A evidência de Fahrenheit 11 de Setembro é muito mais importante do que o próprio filme. O filme revela imagens às quais qualquer jornalista/rede televisiva poderia ter acesso mediante simples pesquisa e um pouco de dinheiro para compra de direitos, algo que nos faz supor que há um regime de omissão de informações altamente preocupante para um país que se diz democrático (essa evidência, mas não o filme, questiona profundamente o conceito de democracia numa época mediada por meios massivos de comunicação), mas cujo fluxo de informações em tempos de guerra mais se assemelha a um modelo fascista. Outro dado que aparece graças ao evento-Fahrenheit é que as pessoas simplesmente não lêem ou acompanham nem por alto o que acontece no cenário político. Se assim fosse, o filme de Moore teria certamente menos da metade do impacto que vem tendo (curiosamente, essa evidência faz crer que Michael Moore faz seu filme ser tão frívolo quanto os programas que essas pessoas não-leitoras assistem em seus aparelhos de televisão).

Por fim, e mais tristemente, Fahrenheit 9/11 parece fazer valer a idéia de que um filme de contestação precisa ser moldado da mesma forma que um filme "do sistema" para funcionar na bilheteria e nas cabeças das pessoas, uma espécie de sunday-show cívico com âncoras como Jô Soares ou João Kléber fazendo comentários irônicos sobre questões políticas.
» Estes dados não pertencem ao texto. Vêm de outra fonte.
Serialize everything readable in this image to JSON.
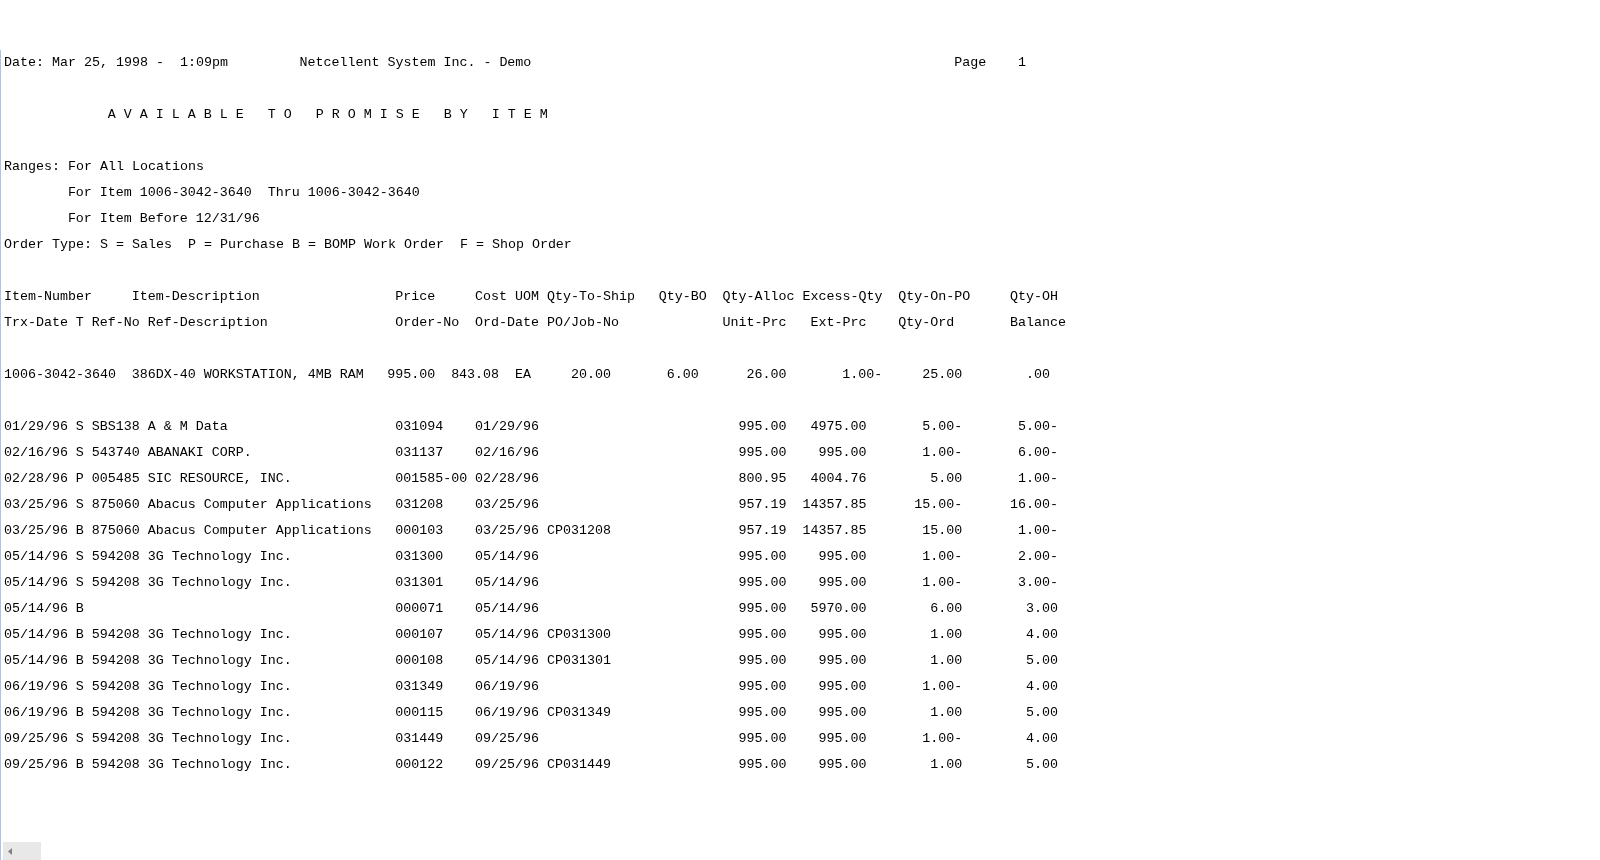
{
  "header": {
    "date": "Date: Mar 25, 1998 -  1:09pm",
    "company": "Netcellent System Inc. - Demo",
    "page_label": "Page",
    "page_number": "1"
  },
  "title": "A V A I L A B L E   T O   P R O M I S E   B Y   I T E M",
  "ranges": [
    "Ranges: For All Locations",
    "For Item 1006-3042-3640  Thru 1006-3042-3640",
    "For Item Before 12/31/96"
  ],
  "order_type": "Order Type: S = Sales  P = Purchase B = BOMP Work Order  F = Shop Order",
  "columns_1": [
    "Item-Number",
    "Item-Description",
    "Price",
    "Cost",
    "UOM",
    "Qty-To-Ship",
    "Qty-BO",
    "Qty-Alloc",
    "Excess-Qty",
    "Qty-On-PO",
    "Qty-OH"
  ],
  "columns_2": [
    "Trx-Date",
    "T",
    "Ref-No",
    "Ref-Description",
    "Order-No",
    "Ord-Date",
    "PO/Job-No",
    "Unit-Prc",
    "Ext-Prc",
    "Qty-Ord",
    "Balance"
  ],
  "item": {
    "item_number": "1006-3042-3640",
    "description": "386DX-40 WORKSTATION, 4MB RAM",
    "price": "995.00",
    "cost": "843.08",
    "uom": "EA",
    "qty_to_ship": "20.00",
    "qty_bo": "6.00",
    "qty_alloc": "26.00",
    "excess_qty": "1.00-",
    "qty_on_po": "25.00",
    "qty_oh": ".00"
  },
  "transactions": [
    {
      "trx_date": "01/29/96",
      "type": "S",
      "ref_no": "SBS138",
      "ref_description": "A & M Data",
      "order_no": "031094",
      "ord_date": "01/29/96",
      "unit_prc": "995.00",
      "ext_prc": "4975.00",
      "qty_ord": "5.00-",
      "balance": "5.00-"
    },
    {
      "trx_date": "02/16/96",
      "type": "S",
      "ref_no": "543740",
      "ref_description": "ABANAKI CORP.",
      "order_no": "031137",
      "ord_date": "02/16/96",
      "unit_prc": "995.00",
      "ext_prc": "995.00",
      "qty_ord": "1.00-",
      "balance": "6.00-"
    },
    {
      "trx_date": "02/28/96",
      "type": "P",
      "ref_no": "005485",
      "ref_description": "SIC RESOURCE, INC.",
      "order_no": "001585-00",
      "ord_date": "02/28/96",
      "unit_prc": "800.95",
      "ext_prc": "4004.76",
      "qty_ord": "5.00",
      "balance": "1.00-"
    },
    {
      "trx_date": "03/25/96",
      "type": "S",
      "ref_no": "875060",
      "ref_description": "Abacus Computer Applications",
      "order_no": "031208",
      "ord_date": "03/25/96",
      "unit_prc": "957.19",
      "ext_prc": "14357.85",
      "qty_ord": "15.00-",
      "balance": "16.00-"
    },
    {
      "trx_date": "03/25/96",
      "type": "B",
      "ref_no": "875060",
      "ref_description": "Abacus Computer Applications",
      "order_no": "000103",
      "ord_date": "03/25/96",
      "po_job_no": "CP031208",
      "unit_prc": "957.19",
      "ext_prc": "14357.85",
      "qty_ord": "15.00",
      "balance": "1.00-"
    },
    {
      "trx_date": "05/14/96",
      "type": "S",
      "ref_no": "594208",
      "ref_description": "3G Technology Inc.",
      "order_no": "031300",
      "ord_date": "05/14/96",
      "unit_prc": "995.00",
      "ext_prc": "995.00",
      "qty_ord": "1.00-",
      "balance": "2.00-"
    },
    {
      "trx_date": "05/14/96",
      "type": "S",
      "ref_no": "594208",
      "ref_description": "3G Technology Inc.",
      "order_no": "031301",
      "ord_date": "05/14/96",
      "unit_prc": "995.00",
      "ext_prc": "995.00",
      "qty_ord": "1.00-",
      "balance": "3.00-"
    },
    {
      "trx_date": "05/14/96",
      "type": "B",
      "order_no": "000071",
      "ord_date": "05/14/96",
      "unit_prc": "995.00",
      "ext_prc": "5970.00",
      "qty_ord": "6.00",
      "balance": "3.00"
    },
    {
      "trx_date": "05/14/96",
      "type": "B",
      "ref_no": "594208",
      "ref_description": "3G Technology Inc.",
      "order_no": "000107",
      "ord_date": "05/14/96",
      "po_job_no": "CP031300",
      "unit_prc": "995.00",
      "ext_prc": "995.00",
      "qty_ord": "1.00",
      "balance": "4.00"
    },
    {
      "trx_date": "05/14/96",
      "type": "B",
      "ref_no": "594208",
      "ref_description": "3G Technology Inc.",
      "order_no": "000108",
      "ord_date": "05/14/96",
      "po_job_no": "CP031301",
      "unit_prc": "995.00",
      "ext_prc": "995.00",
      "qty_ord": "1.00",
      "balance": "5.00"
    },
    {
      "trx_date": "06/19/96",
      "type": "S",
      "ref_no": "594208",
      "ref_description": "3G Technology Inc.",
      "order_no": "031349",
      "ord_date": "06/19/96",
      "unit_prc": "995.00",
      "ext_prc": "995.00",
      "qty_ord": "1.00-",
      "balance": "4.00"
    },
    {
      "trx_date": "06/19/96",
      "type": "B",
      "ref_no": "594208",
      "ref_description": "3G Technology Inc.",
      "order_no": "000115",
      "ord_date": "06/19/96",
      "po_job_no": "CP031349",
      "unit_prc": "995.00",
      "ext_prc": "995.00",
      "qty_ord": "1.00",
      "balance": "5.00"
    },
    {
      "trx_date": "09/25/96",
      "type": "S",
      "ref_no": "594208",
      "ref_description": "3G Technology Inc.",
      "order_no": "031449",
      "ord_date": "09/25/96",
      "unit_prc": "995.00",
      "ext_prc": "995.00",
      "qty_ord": "1.00-",
      "balance": "4.00"
    },
    {
      "trx_date": "09/25/96",
      "type": "B",
      "ref_no": "594208",
      "ref_description": "3G Technology Inc.",
      "order_no": "000122",
      "ord_date": "09/25/96",
      "po_job_no": "CP031449",
      "unit_prc": "995.00",
      "ext_prc": "995.00",
      "qty_ord": "1.00",
      "balance": "5.00"
    }
  ]
}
O que significa não uma nova partilha dos lugares artísticos, mas apenas uma realocação de lugares(-comuns) preexistentes e já devidamente instalados (tudo em Fahrenheit 11 de Setembro é reacionário, do comentário xenófobo sobre os 7% de participação da Arábia Saudita na economia americana à idéia de que uma vez reinstalado o partido democrata no poder os Estados Unidos poderão ser um país justo novamente).
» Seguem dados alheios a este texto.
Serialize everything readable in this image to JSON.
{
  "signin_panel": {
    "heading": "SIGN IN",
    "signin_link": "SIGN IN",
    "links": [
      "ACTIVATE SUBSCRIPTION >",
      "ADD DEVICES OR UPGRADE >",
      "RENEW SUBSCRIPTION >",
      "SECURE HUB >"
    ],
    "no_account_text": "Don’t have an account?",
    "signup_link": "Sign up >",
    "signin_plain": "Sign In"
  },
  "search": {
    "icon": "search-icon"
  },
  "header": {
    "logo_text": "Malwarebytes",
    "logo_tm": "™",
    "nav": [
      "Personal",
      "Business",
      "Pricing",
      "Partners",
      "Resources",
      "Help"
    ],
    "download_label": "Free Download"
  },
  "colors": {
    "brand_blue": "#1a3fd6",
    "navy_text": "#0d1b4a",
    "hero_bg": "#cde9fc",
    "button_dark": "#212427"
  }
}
Filme de contestação, de propaganda política explícita (e louvável), Fahrenheit 11 de Setembro passa longe, no entanto, de ser um filme de resistência. A resistência implica incertezas, implica fugir do campo costumeiro de percepção, implica outras formas de sensibilidade. A resistência engaja a expressão, ao passo que a contestação pura e simples só faz assentar o mesmo sobre o mesmo (como ironia complacente, vamos rir de Bush porque Bush é burro, ho ho ho). Filme de um americano típico feito para americanos típicos (passar esse filme no Brasil com tanto estardalhaço parece tão ridículo quanto a transmissão do Oscar ser o evento cinematográfico mais noticiado de todo ano), Fahrenheit 11 de Setembro tem como propósito principal um fim prático (e desejado por virtualmente o mundo inteiro) ao qual nunca se saberá se serviu (ou na cédula eleitoral constará a pergunta: "O seu voto foi mudado depois de ter assistido ao filme de Michael Moore?"?), mas que deveria ser seu verdadeiro julgamento. Como um filme e apenas um filme, e especialmente um filme visto fora da "área de alcance" do propósito do filme, ainda cremos que o melhor filme político-mas-babaca do ano ainda é O Dia Depois de Amanhã. Será que o futuro presidente Kerry assinará o Protocolo de Kyoto?